BRC Director General, Helen Dickinson, said: “Prices in Britain’s shops continue to fall, this month by -1.9 per cent.

“Food prices remained at their record low for a third consecutive month, with low priced fresh food helping to keep prices down. We’ve now had five consecutive months of food prices falling. While ambient food saw a small rise fresh food hit a new record low.

“May saw the 25th consecutive month of falling shop prices and falling non-food prices now in their third year.
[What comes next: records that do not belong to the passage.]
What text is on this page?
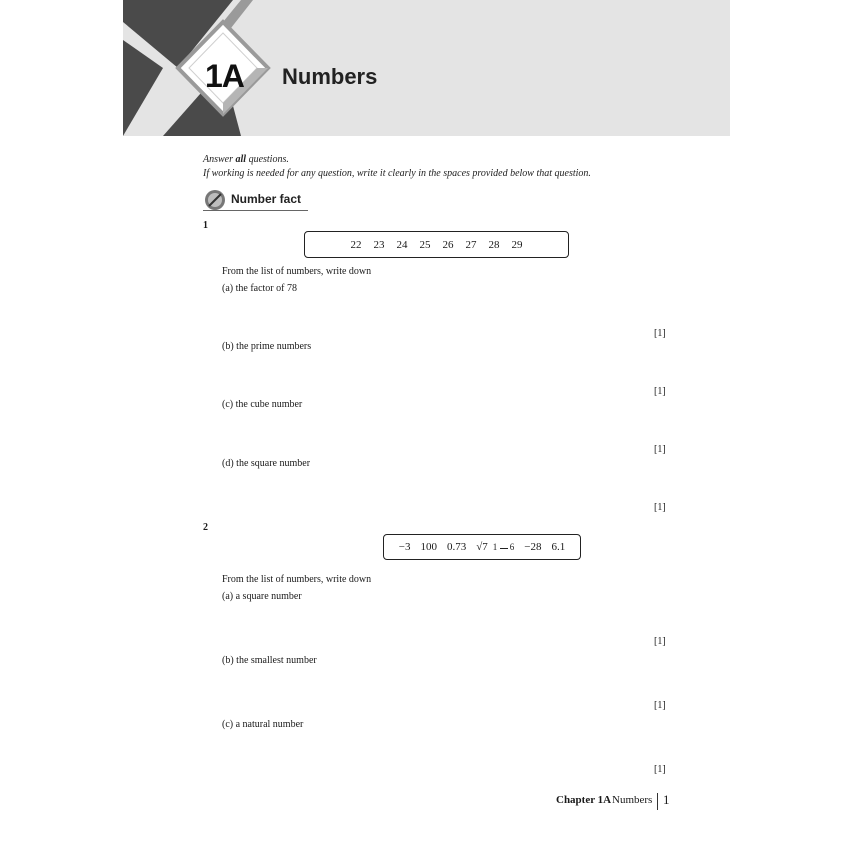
1A Numbers
Answer all questions.
If working is needed for any question, write it clearly in the spaces provided below that question.
Number fact
1
22 23 24 25 26 27 28 29
From the list of numbers, write down
(a) the factor of 78
[1]
(b) the prime numbers
[1]
(c) the cube number
[1]
(d) the square number
[1]
2
−3 100 0.73 √7 1 6 −28 6.1
From the list of numbers, write down
(a) a square number
[1]
(b) the smallest number
[1]
(c) a natural number
[1]
Chapter 1A Numbers 1
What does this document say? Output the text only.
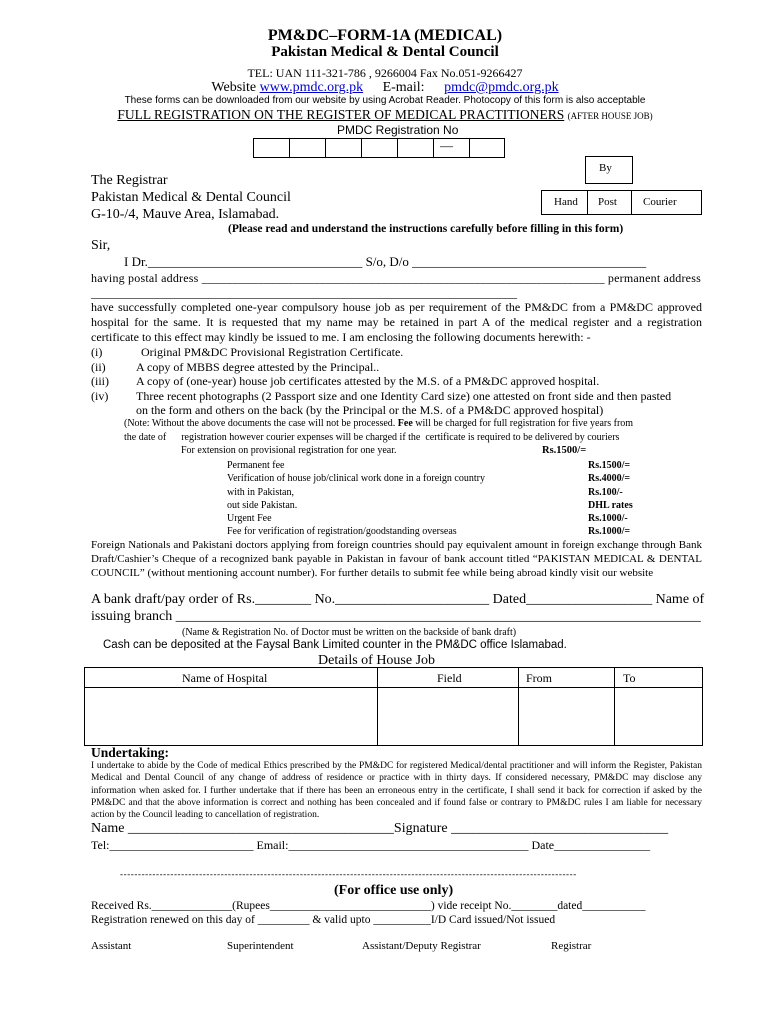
PM&DC–FORM-1A (MEDICAL)
Pakistan Medical & Dental Council
TEL: UAN 111-321-786 , 9266004 Fax No.051-9266427
Website www.pmdc.org.pk E-mail: pmdc@pmdc.org.pk
These forms can be downloaded from our website by using Acrobat Reader. Photocopy of this form is also acceptable
FULL REGISTRATION ON THE REGISTER OF MEDICAL PRACTITIONERS (AFTER HOUSE JOB)
PMDC Registration No
—
By
Hand Post Courier
The Registrar
Pakistan Medical & Dental Council
G-10-/4, Mauve Area, Islamabad.
(Please read and understand the instructions carefully before filling in this form)
Sir,
I Dr._________________________________ S/o, D/o ____________________________________
having postal address _________________________________________________________________ permanent address
_______________________________________________________________________
have successfully completed one-year compulsory house job as per requirement of the PM&DC from a PM&DC approved hospital for the same. It is requested that my name may be retained in part A of the medical register and a registration certificate to this effect may kindly be issued to me. I am enclosing the following documents herewith: -
(i)	Original PM&DC Provisional Registration Certificate.
(ii)	A copy of MBBS degree attested by the Principal..
(iii) A copy of (one-year) house job certificates attested by the M.S. of a PM&DC approved hospital.
(iv) Three recent photographs (2 Passport size and one Identity Card size) one attested on front side and then pasted
on the form and others on the back (by the Principal or the M.S. of a PM&DC approved hospital)
(Note: Without the above documents the case will not be processed. Fee will be charged for full registration for five years from
the date of      registration however courier expenses will be charged if the  certificate is required to be delivered by couriers
For extension on provisional registration for one year.	Rs.1500/=
Permanent fee	Rs.1500/=
Verification of house job/clinical work done in a foreign country	Rs.4000/=
with in Pakistan,	Rs.100/-
out side Pakistan.	DHL rates
Urgent Fee	Rs.1000/-
Fee for verification of registration/goodstanding overseas	Rs.1000/=
Foreign Nationals and Pakistani doctors applying from foreign countries should pay equivalent amount in foreign exchange through Bank Draft/Cashier’s Cheque of a recognized bank payable in Pakistan in favour of bank account titled “PAKISTAN MEDICAL & DENTAL COUNCIL” (without mentioning account number). For further details to submit fee while being abroad kindly visit our website
A bank draft/pay order of Rs.________ No.______________________ Dated__________________ Name of
issuing branch ___________________________________________________________________________
(Name & Registration No. of Doctor must be written on the backside of bank draft)
Cash can be deposited at the Faysal Bank Limited counter in the PM&DC office Islamabad.
Details of House Job
Name of Hospital	Field	From	To
Undertaking:
I undertake to abide by the Code of medical Ethics prescribed by the PM&DC for registered Medical/dental practitioner and will inform the Register, Pakistan Medical and Dental Council of any change of address of residence or practice with in thirty days. If considered necessary, PM&DC may disclose any information when asked for. I further undertake that if there has been an erroneous entry in the certificate, I shall send it back for correction if asked by the PM&DC and that the above information is correct and nothing has been concealed and if found false or contrary to PM&DC rules I am liable for necessary action by the Council leading to cancellation of registration.
Name ______________________________________Signature _______________________________
Tel:________________________ Email:________________________________________ Date________________
-------------------------------------------------------------------------------------------------------------------------------
(For office use only)
Received Rs.______________(Rupees____________________________) vide receipt No.________dated___________
Registration renewed on this day of _________ & valid upto __________I/D Card issued/Not issued
Assistant	Superintendent	Assistant/Deputy Registrar	Registrar
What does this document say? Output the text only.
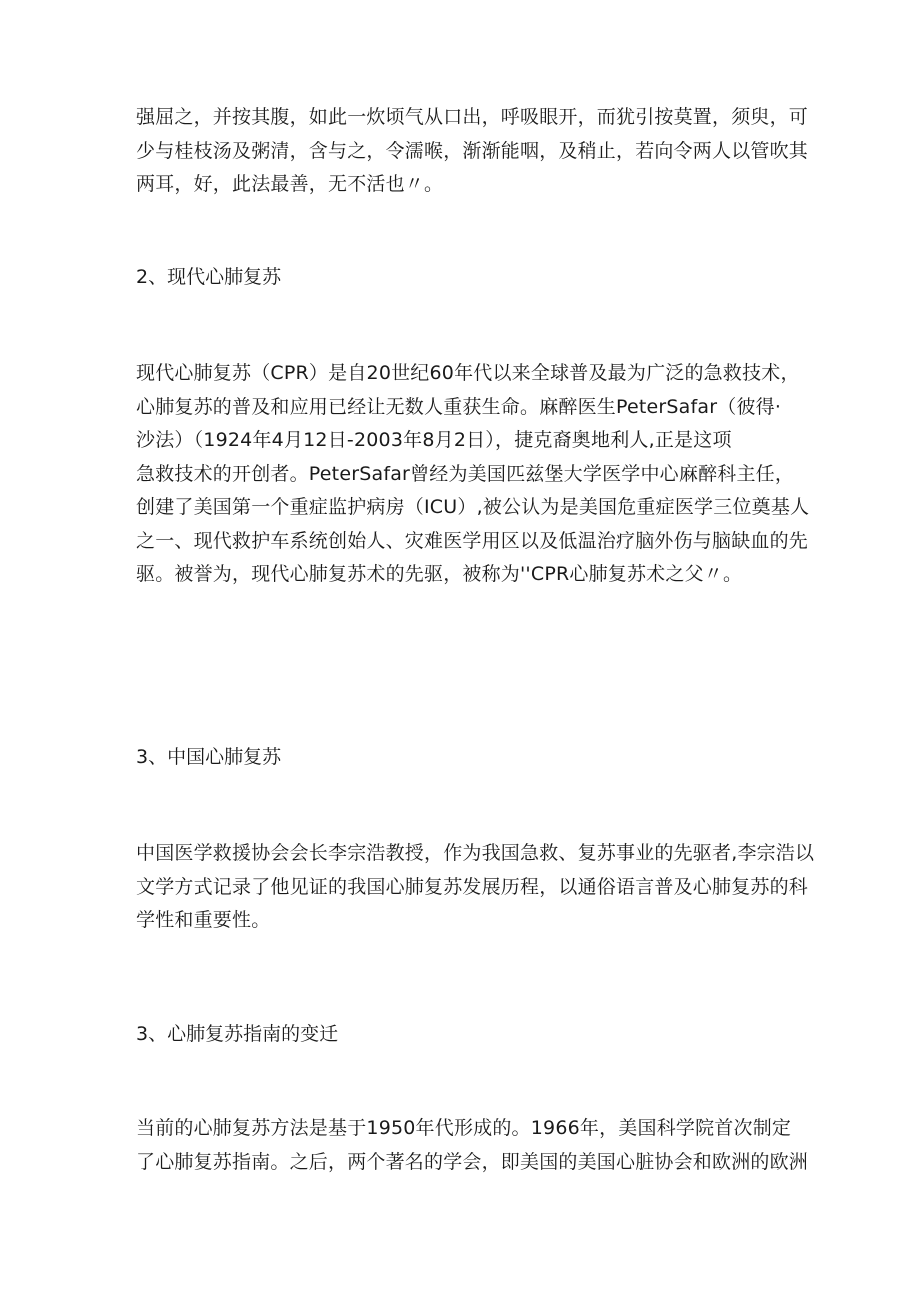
强屈之，并按其腹，如此一炊顷气从口出，呼吸眼开，而犹引按莫置，须臾，可
少与桂枝汤及粥清，含与之，令濡喉，渐渐能咽，及稍止，若向令两人以管吹其
两耳，好，此法最善，无不活也〃。

2、现代心肺复苏

现代心肺复苏（CPR）是自20世纪60年代以来全球普及最为广泛的急救技术，
心肺复苏的普及和应用已经让无数人重获生命。麻醉医生PeterSafar（彼得·
沙法）（1924年4月12日-2003年8月2日），捷克裔奥地利人,正是这项
急救技术的开创者。PeterSafar曾经为美国匹兹堡大学医学中心麻醉科主任，
创建了美国第一个重症监护病房（ICU）,被公认为是美国危重症医学三位奠基人
之一、现代救护车系统创始人、灾难医学用区以及低温治疗脑外伤与脑缺血的先
驱。被誉为，现代心肺复苏术的先驱，被称为''CPR心肺复苏术之父〃。

3、中国心肺复苏

中国医学救援协会会长李宗浩教授，作为我国急救、复苏事业的先驱者,李宗浩以
文学方式记录了他见证的我国心肺复苏发展历程，以通俗语言普及心肺复苏的科
学性和重要性。

3、心肺复苏指南的变迁

当前的心肺复苏方法是基于1950年代形成的。1966年，美国科学院首次制定
了心肺复苏指南。之后，两个著名的学会，即美国的美国心脏协会和欧洲的欧洲
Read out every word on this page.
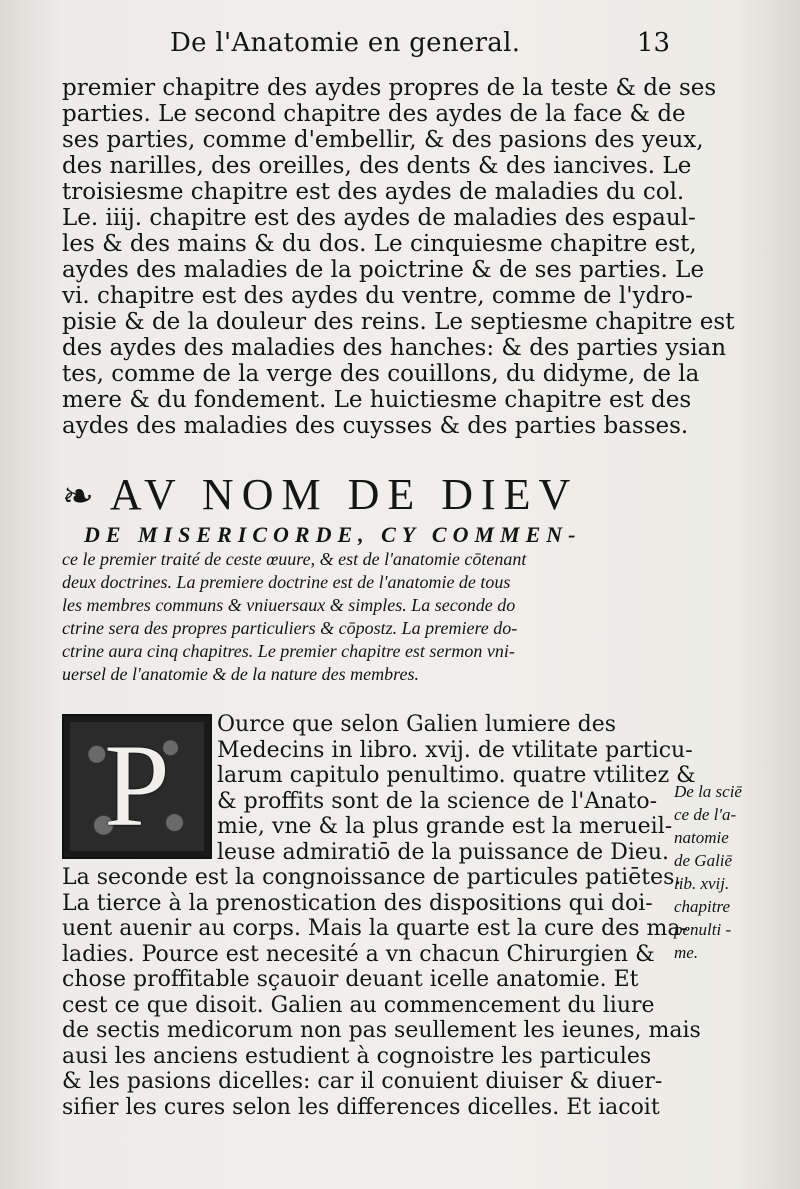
De l'Anatomie en general.	13
premier chapitre des aydes propres de la teste & de ses
parties. Le second chapitre des aydes de la face & de
ses parties, comme d'embellir, & des pasions des yeux,
des narilles, des oreilles, des dents & des iancives. Le
troisiesme chapitre est des aydes de maladies du col.
Le. iiij. chapitre est des aydes de maladies des espaul-
les & des mains & du dos. Le cinquiesme chapitre est,
aydes des maladies de la poictrine & de ses parties. Le
vi. chapitre est des aydes du ventre, comme de l'ydro-
pisie & de la douleur des reins. Le septiesme chapitre est
des aydes des maladies des hanches: & des parties ysian
tes, comme de la verge des couillons, du didyme, de la
mere & du fondement. Le huictiesme chapitre est des
aydes des maladies des cuysses & des parties basses.
❧ AV NOM DE DIEV
DE MISERICORDE, CY COMMEN-
ce le premier traité de ceste œuure, & est de l'anatomie cōtenant
deux doctrines. La premiere doctrine est de l'anatomie de tous
les membres communs & vniuersaux & simples. La seconde do
ctrine sera des propres particuliers & cōpostz. La premiere do-
ctrine aura cinq chapitres. Le premier chapitre est sermon vni-
uersel de l'anatomie & de la nature des membres.
P	Ource que selon Galien lumiere des
Medecins in libro. xvij. de vtilitate particu-
larum capitulo penultimo. quatre vtilitez &
& proffits sont de la science de l'Anato-
mie, vne & la plus grande est la merueil-
leuse admiratiō de la puissance de Dieu.
La seconde est la congnoissance de particules patiētes.
La tierce à la prenostication des dispositions qui doi-
uent auenir au corps. Mais la quarte est la cure des ma-
ladies. Pource est necesité a vn chacun Chirurgien &
chose proffitable sçauoir deuant icelle anatomie. Et
cest ce que disoit. Galien au commencement du liure
de sectis medicorum non pas seullement les ieunes, mais
ausi les anciens estudient à cognoistre les particules
& les pasions dicelles: car il conuient diuiser & diuer-
sifier les cures selon les differences dicelles. Et iacoit
De la sciē
ce de l'a-
natomie
de Galiē
lib. xvij.
chapitre
penulti -
me.
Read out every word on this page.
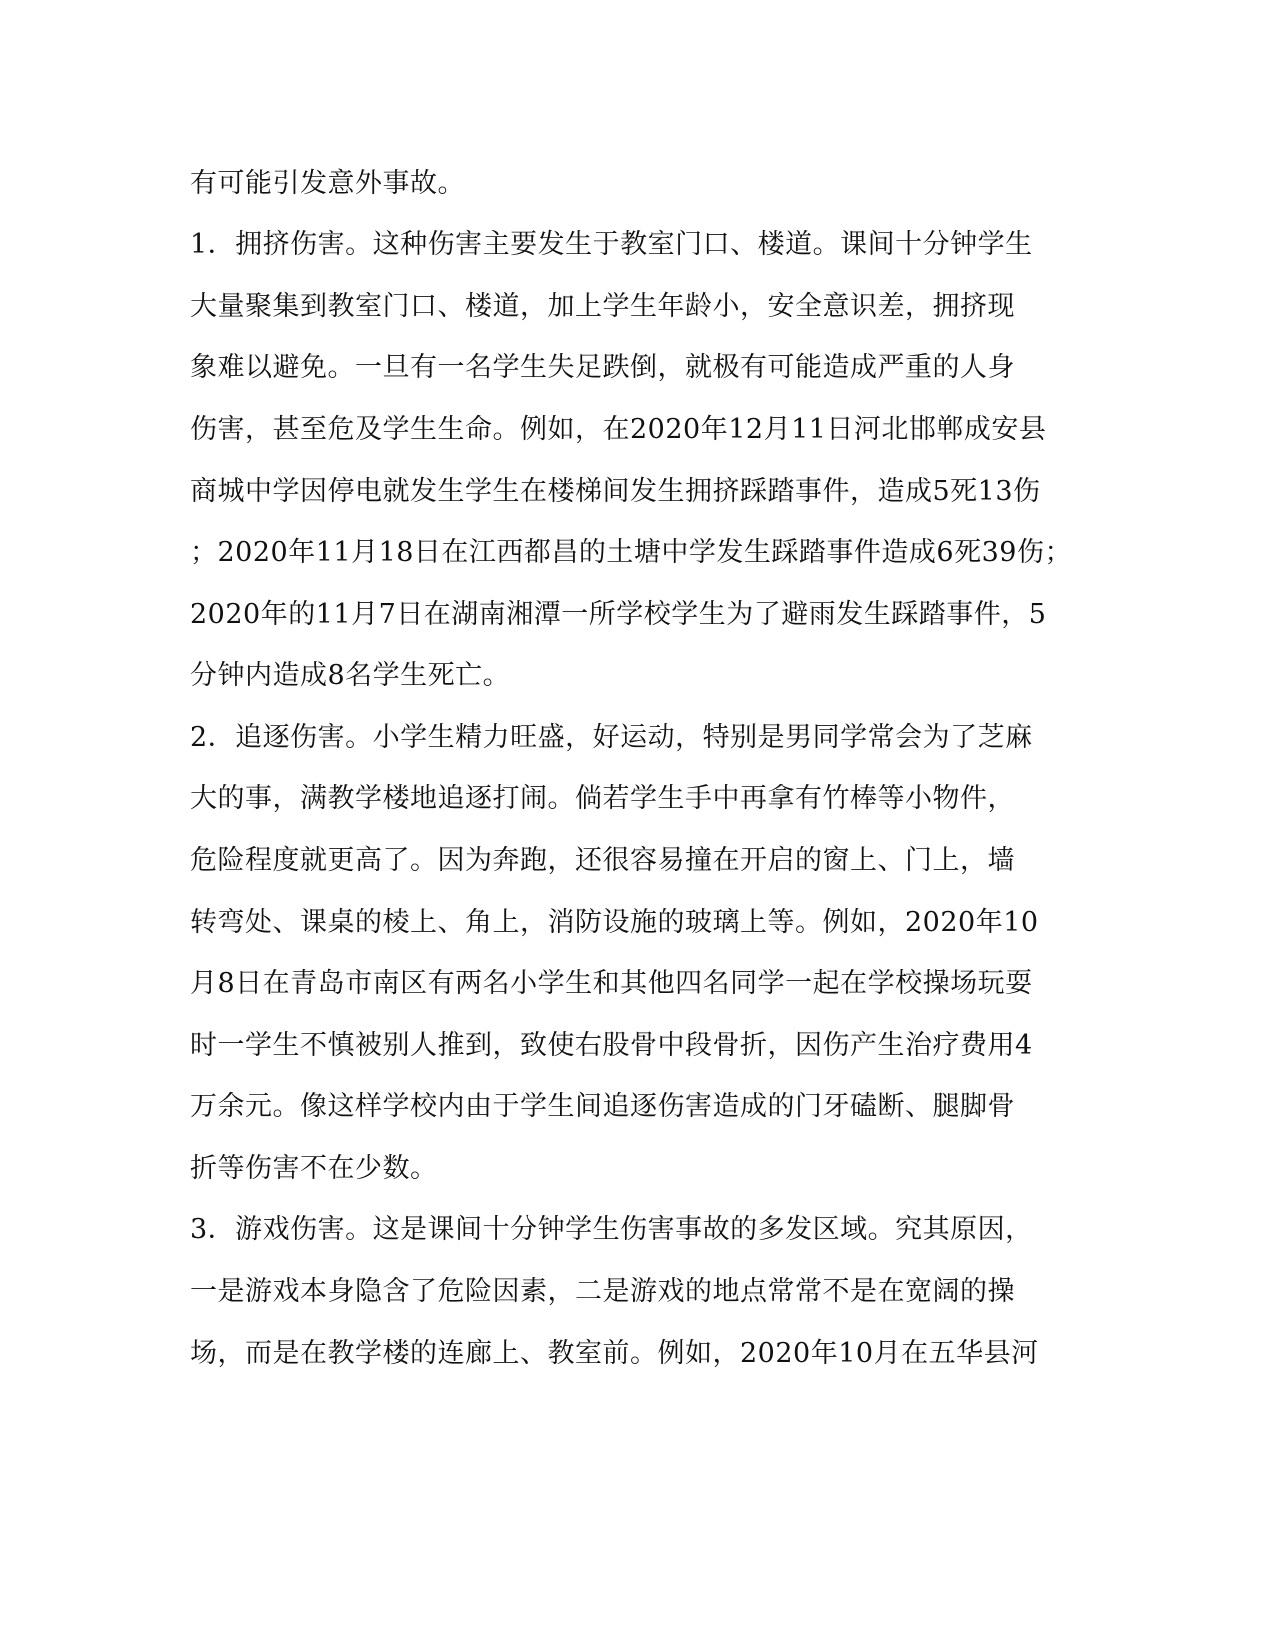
有可能引发意外事故。
1．拥挤伤害。这种伤害主要发生于教室门口、楼道。课间十分钟学生
大量聚集到教室门口、楼道，加上学生年龄小，安全意识差，拥挤现
象难以避免。一旦有一名学生失足跌倒，就极有可能造成严重的人身
伤害，甚至危及学生生命。例如，在2020年12月11日河北邯郸成安县
商城中学因停电就发生学生在楼梯间发生拥挤踩踏事件，造成5死13伤
；2020年11月18日在江西都昌的土塘中学发生踩踏事件造成6死39伤；
2020年的11月7日在湖南湘潭一所学校学生为了避雨发生踩踏事件，5
分钟内造成8名学生死亡。
2．追逐伤害。小学生精力旺盛，好运动，特别是男同学常会为了芝麻
大的事，满教学楼地追逐打闹。倘若学生手中再拿有竹棒等小物件，
危险程度就更高了。因为奔跑，还很容易撞在开启的窗上、门上，墙
转弯处、课桌的棱上、角上，消防设施的玻璃上等。例如，2020年10
月8日在青岛市南区有两名小学生和其他四名同学一起在学校操场玩耍
时一学生不慎被别人推到，致使右股骨中段骨折，因伤产生治疗费用4
万余元。像这样学校内由于学生间追逐伤害造成的门牙磕断、腿脚骨
折等伤害不在少数。
3．游戏伤害。这是课间十分钟学生伤害事故的多发区域。究其原因，
一是游戏本身隐含了危险因素，二是游戏的地点常常不是在宽阔的操
场，而是在教学楼的连廊上、教室前。例如，2020年10月在五华县河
“Wider macro-economic data continues to be supportive for the consumer. The main measure of UK inflation turned negative in April for the first time on record, with the rate falling to -0.1%. This is expected to be temporary and should result in increased consumer spending. The price of staple commodities (wheat, corn and soybean) remain low and consumer confidence is still hitting a thirteen year high.

“Now that the General Election has taken place, government policy is likely to advance rapidly. A number of areas will obviously require consideration, not least, ensuring that the structural review of business rates remains ambitious and far-reaching. This is vitally important for retailers who are presently burdened with above inflation operating costs.”

Mike Watkins, head of retailer and business insight, Nielsen, said: “Retailers continue to use price cuts and promotions to stimulate sales which is helping to maintain shop price deflation, and we see little evidence to suggest that prices will rise in the near future. With many food retailers still using price cuts to attract new shoppers, this is lowering the cost of the weekly shop and so the overall CPI figure in the UK. Deflation and price led competition will continue to be a key driver of sales growth for some time yet.”